We judge with high confidence that the halt lasted at least several years. (Because of intelligence gaps discussed elsewhere in this Estimate, however, DOE and the NIC assess with only moderate confidence that the halt to those activities represents a halt to Iran's entire nuclear weapons program.)...We assess with moderate confidence Tehran had not restarted its nuclear weapons program as of mid-2007, but we do not know whether it currently intends to develop nuclear weapons.
So while in 2005 they had ‘high confidence’ that Iran intended to develop nuclear weapons, now they merely ‘don’t know’. Note also: this bit is not about whether or not Iran is actually developing the things, merely whether it intends to do so. And yet the intelligence community now doesn’t even know that.

The killer is in those two words ‘intelligence gaps’. As the report tells us,
'high confidence’ means that statement is based on high quality information, while ‘moderate confidence’ means the information is credibly sourced and plausible but not of sufficient quality or corroborated sufficiently to warrant a higher level of confidence.
So it follows that their statements that Iran was developing nuclear weapons but then stopped in 2003 were based on reliable information, but they have less reliable sources for saying that it didn't re-start it.
 
This does not inspire confidence.

The Israelis, who have every reason for ensuring that their intelligence about Iran is flawless, don’t believe a word of this. As the International Herald Tribune reports:
Israeli intelligence believes Iran is still trying to develop a nuclear weapon, Israel's defense minister said Tuesday, disputing a U.S. intelligence assessment that Iran has halted its program. ‘It's apparently true that in 2003 Iran stopped pursuing its military nuclear program for a time. But in our opinion, since then it has apparently continued that program,’ Defense Minister Ehud Barak told Army Radio.
Indeed, it may well have been that Iran did stop its nuclear programme, as the Americans assess ‘with high confidence’, because of the international pressure in 2003. Or, indeed, because of the attack on Iraq. But that doesn’t mean they didn’t subsequently start it again.

As the Weekly Standard points out for the umpteenth time, the US intelligence community has a lousy record in that part of the world.
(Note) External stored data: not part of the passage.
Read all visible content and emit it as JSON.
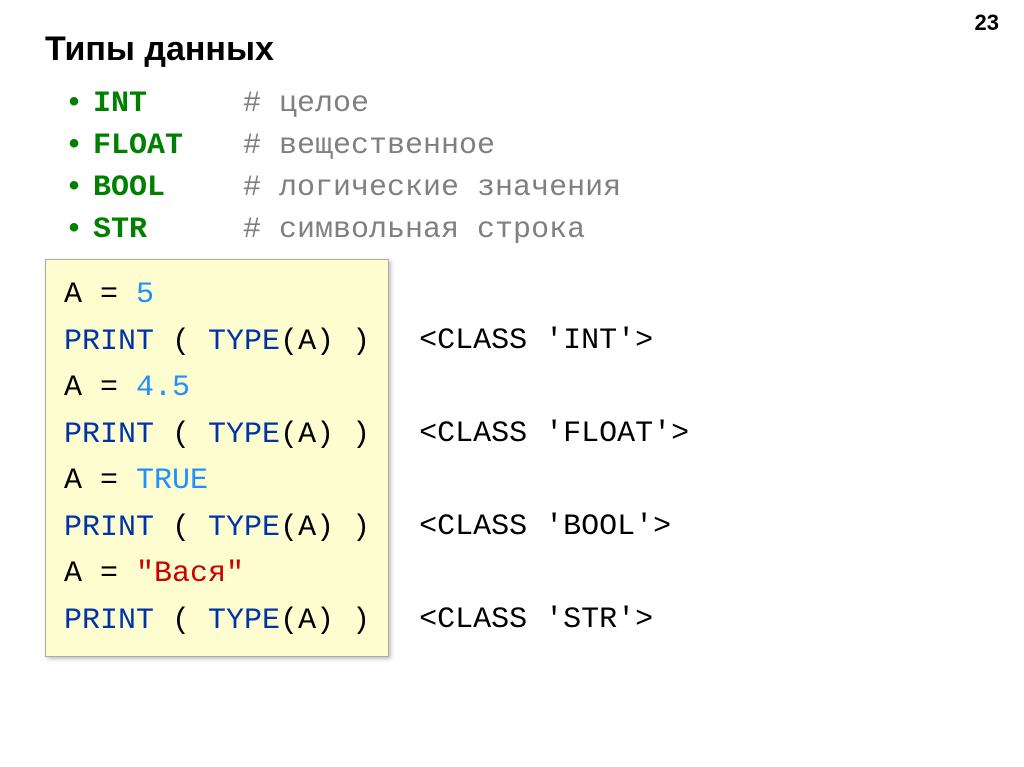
{
  "pageNumber": "23",
  "title": "Типы данных",
  "types": [
    {
      "name": "INT",
      "comment": "# целое"
    },
    {
      "name": "FLOAT",
      "comment": "# вещественное"
    },
    {
      "name": "BOOL",
      "comment": "# логические значения"
    },
    {
      "name": "STR",
      "comment": "# символьная строка"
    }
  ],
  "code": {
    "a": "A",
    "eq": " = ",
    "v1": "5",
    "v2": "4.5",
    "v3": "TRUE",
    "v4": "\"Вася\"",
    "print": "PRINT",
    "open": " ( ",
    "close": " )",
    "type": "TYPE",
    "typeArgOpen": "(",
    "typeArgClose": ")"
  },
  "output": {
    "l1": "<CLASS 'INT'>",
    "l2": "<CLASS 'FLOAT'>",
    "l3": "<CLASS 'BOOL'>",
    "l4": "<CLASS 'STR'>"
  }
}
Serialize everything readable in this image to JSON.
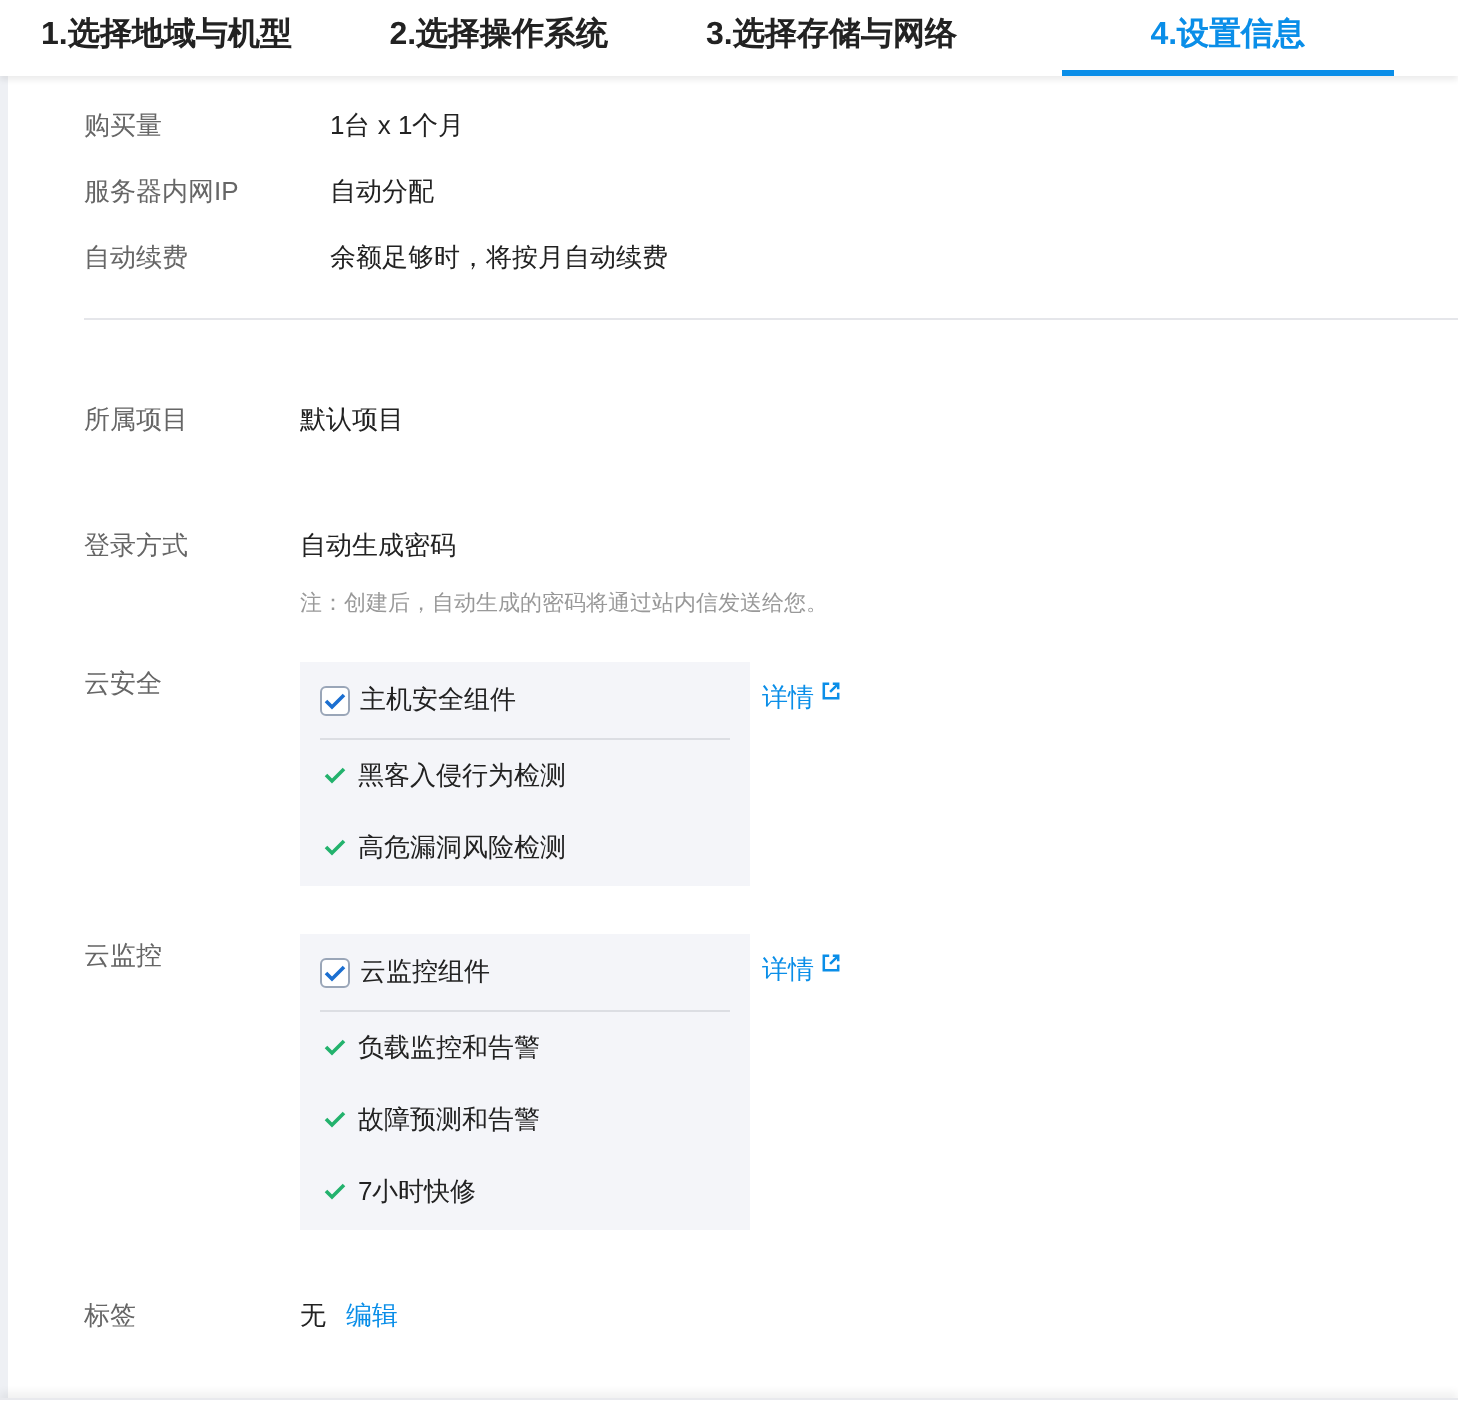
{
  "steps": [
    {
      "label": "1.选择地域与机型",
      "selected": false
    },
    {
      "label": "2.选择操作系统",
      "selected": false
    },
    {
      "label": "3.选择存储与网络",
      "selected": false
    },
    {
      "label": "4.设置信息",
      "selected": true
    }
  ],
  "summary": [
    {
      "label": "购买量",
      "value": "1台 x 1个月"
    },
    {
      "label": "服务器内网IP",
      "value": "自动分配"
    },
    {
      "label": "自动续费",
      "value": "余额足够时，将按月自动续费"
    }
  ],
  "project": {
    "label": "所属项目",
    "value": "默认项目"
  },
  "login": {
    "label": "登录方式",
    "value": "自动生成密码",
    "note": "注：创建后，自动生成的密码将通过站内信发送给您。"
  },
  "services": [
    {
      "label": "云安全",
      "component": "主机安全组件",
      "checked": true,
      "link": "详情",
      "features": [
        "黑客入侵行为检测",
        "高危漏洞风险检测"
      ]
    },
    {
      "label": "云监控",
      "component": "云监控组件",
      "checked": true,
      "link": "详情",
      "features": [
        "负载监控和告警",
        "故障预测和告警",
        "7小时快修"
      ]
    }
  ],
  "tags": {
    "label": "标签",
    "value": "无",
    "action": "编辑"
  }
}
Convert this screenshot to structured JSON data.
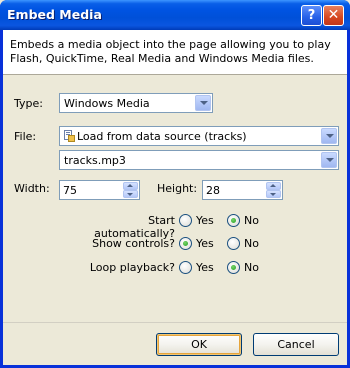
{
  "window": {
    "title": "Embed Media",
    "help_glyph": "?",
    "close_glyph": "✕"
  },
  "description": "Embeds a media object into the page allowing you to play Flash, QuickTime, Real Media and Windows Media files.",
  "type": {
    "label": "Type:",
    "value": "Windows Media"
  },
  "file": {
    "label": "File:",
    "source_value": "Load from data source (tracks)",
    "file_value": "tracks.mp3"
  },
  "width": {
    "label": "Width:",
    "value": "75"
  },
  "height": {
    "label": "Height:",
    "value": "28"
  },
  "options": {
    "start": {
      "label": "Start automatically?",
      "yes": "Yes",
      "no": "No",
      "selected": "No"
    },
    "controls": {
      "label": "Show controls?",
      "yes": "Yes",
      "no": "No",
      "selected": "Yes"
    },
    "loop": {
      "label": "Loop playback?",
      "yes": "Yes",
      "no": "No",
      "selected": "No"
    }
  },
  "buttons": {
    "ok": "OK",
    "cancel": "Cancel"
  },
  "colors": {
    "title_bar": "#0054e3",
    "dialog_bg": "#ece9d8",
    "field_border": "#7f9db9",
    "radio_dot": "#21a121"
  }
}
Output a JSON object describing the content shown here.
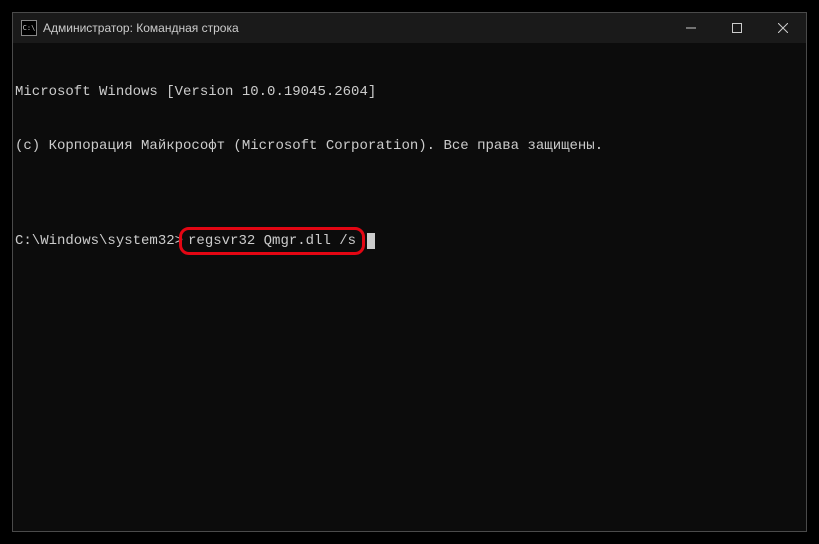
{
  "window": {
    "title": "Администратор: Командная строка",
    "icon_text": "C:\\"
  },
  "terminal": {
    "line1": "Microsoft Windows [Version 10.0.19045.2604]",
    "line2": "(c) Корпорация Майкрософт (Microsoft Corporation). Все права защищены.",
    "blank": "",
    "prompt": "C:\\Windows\\system32>",
    "command": "regsvr32 Qmgr.dll /s"
  }
}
Ever since the war in Iraq, elements within that intelligence community have been throwing disinformation around both to santise retrospectively their own incompetence and to thwart President Bush’s foreign policy approach towards the ‘axis of evil’. This latest NIE smells like another exercise in political gamesmanship. No-one knows whether President Bush intends to strike Iran before he leaves office. What this NIE tells me is that some intelligence folk think (with ‘high confidence’) that he may well do so — and they are determined to stop him.